“非是我忤逆不孝,而是母妃您太过分了,你看我就这样说几句你就受不了吗?那母妃呢?到处让人去传任薄雪在青楼待过,她一个未出阁的女孩儿,你可知道你这样做,对她有多大的影响,多大的伤害?”
“本宫说的是实话,这样不知检点的女人,还敢赖着你,不是狐狸精是什么!”
安萧泉气的七窍生烟,他怎么以前就没有发现过良妃怎么这么不可理喻!
“她是为了帮我!如果不是薄雪,我怎么可能找得到那些证据,父皇又怎么会要废太子,虽然如今旨意还没下来,但是明眼人都知道太子已经成不了气候了,这一切,如果不是任薄雪,我根本做不到!可是母妃你呢,你都在干什么,论起来任薄雪还是我的恩人,母妃你却在不断的恩将仇报!”
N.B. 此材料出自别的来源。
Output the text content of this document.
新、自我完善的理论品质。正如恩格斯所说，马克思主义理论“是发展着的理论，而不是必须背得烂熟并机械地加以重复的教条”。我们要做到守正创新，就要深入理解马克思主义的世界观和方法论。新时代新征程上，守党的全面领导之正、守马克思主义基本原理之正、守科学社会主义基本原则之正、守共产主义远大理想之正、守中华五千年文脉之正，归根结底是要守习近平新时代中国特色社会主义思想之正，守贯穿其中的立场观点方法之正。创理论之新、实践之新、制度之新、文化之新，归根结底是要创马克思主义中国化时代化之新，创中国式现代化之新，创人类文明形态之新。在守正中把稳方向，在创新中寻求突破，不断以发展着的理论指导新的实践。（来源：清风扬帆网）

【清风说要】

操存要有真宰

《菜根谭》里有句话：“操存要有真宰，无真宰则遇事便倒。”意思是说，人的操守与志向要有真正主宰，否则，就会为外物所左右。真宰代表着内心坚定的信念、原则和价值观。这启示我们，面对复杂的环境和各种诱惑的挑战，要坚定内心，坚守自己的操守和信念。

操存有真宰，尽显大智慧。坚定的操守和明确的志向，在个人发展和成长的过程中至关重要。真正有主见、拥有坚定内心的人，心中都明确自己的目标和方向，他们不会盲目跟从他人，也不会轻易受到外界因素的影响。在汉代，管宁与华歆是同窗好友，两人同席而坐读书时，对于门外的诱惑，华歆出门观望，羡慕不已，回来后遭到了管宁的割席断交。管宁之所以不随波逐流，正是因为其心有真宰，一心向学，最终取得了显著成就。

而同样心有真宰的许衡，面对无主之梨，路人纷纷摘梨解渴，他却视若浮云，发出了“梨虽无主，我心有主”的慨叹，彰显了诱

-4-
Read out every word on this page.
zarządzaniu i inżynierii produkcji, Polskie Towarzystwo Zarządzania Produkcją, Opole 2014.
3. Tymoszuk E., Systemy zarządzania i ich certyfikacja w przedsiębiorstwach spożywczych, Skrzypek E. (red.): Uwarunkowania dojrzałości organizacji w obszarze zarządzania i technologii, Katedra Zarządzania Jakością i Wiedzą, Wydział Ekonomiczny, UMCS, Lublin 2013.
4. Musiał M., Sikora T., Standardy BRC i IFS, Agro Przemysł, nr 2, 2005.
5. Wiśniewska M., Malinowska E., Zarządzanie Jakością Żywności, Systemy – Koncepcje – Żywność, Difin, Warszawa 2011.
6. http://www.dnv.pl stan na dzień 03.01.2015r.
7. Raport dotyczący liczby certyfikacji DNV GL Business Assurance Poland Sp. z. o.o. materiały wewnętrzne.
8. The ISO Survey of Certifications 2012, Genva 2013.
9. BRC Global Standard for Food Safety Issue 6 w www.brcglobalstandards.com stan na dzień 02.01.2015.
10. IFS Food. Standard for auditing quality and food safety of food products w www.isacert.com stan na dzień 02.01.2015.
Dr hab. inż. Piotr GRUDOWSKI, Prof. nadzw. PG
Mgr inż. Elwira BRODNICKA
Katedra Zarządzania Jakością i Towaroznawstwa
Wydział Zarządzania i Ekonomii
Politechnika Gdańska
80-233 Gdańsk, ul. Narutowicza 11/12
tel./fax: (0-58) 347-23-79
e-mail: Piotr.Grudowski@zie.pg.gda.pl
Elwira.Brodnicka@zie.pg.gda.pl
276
良妃根本听不进去安萧泉的话,只觉得安萧泉是被任薄雪给迷得团团转已经没了理智了,甚至她都觉得任薄雪根本就是真正的狐狸精,就是来迷惑安萧泉,伤害安萧泉的。
“不管你怎么帮她解释,本宫都不会听,泉儿,母妃是过来人,你要相信母妃,任薄雪她不是什么好女孩。泉儿,你出身尊贵,要什么样的女人美人没有,为什么非就是要任薄雪!”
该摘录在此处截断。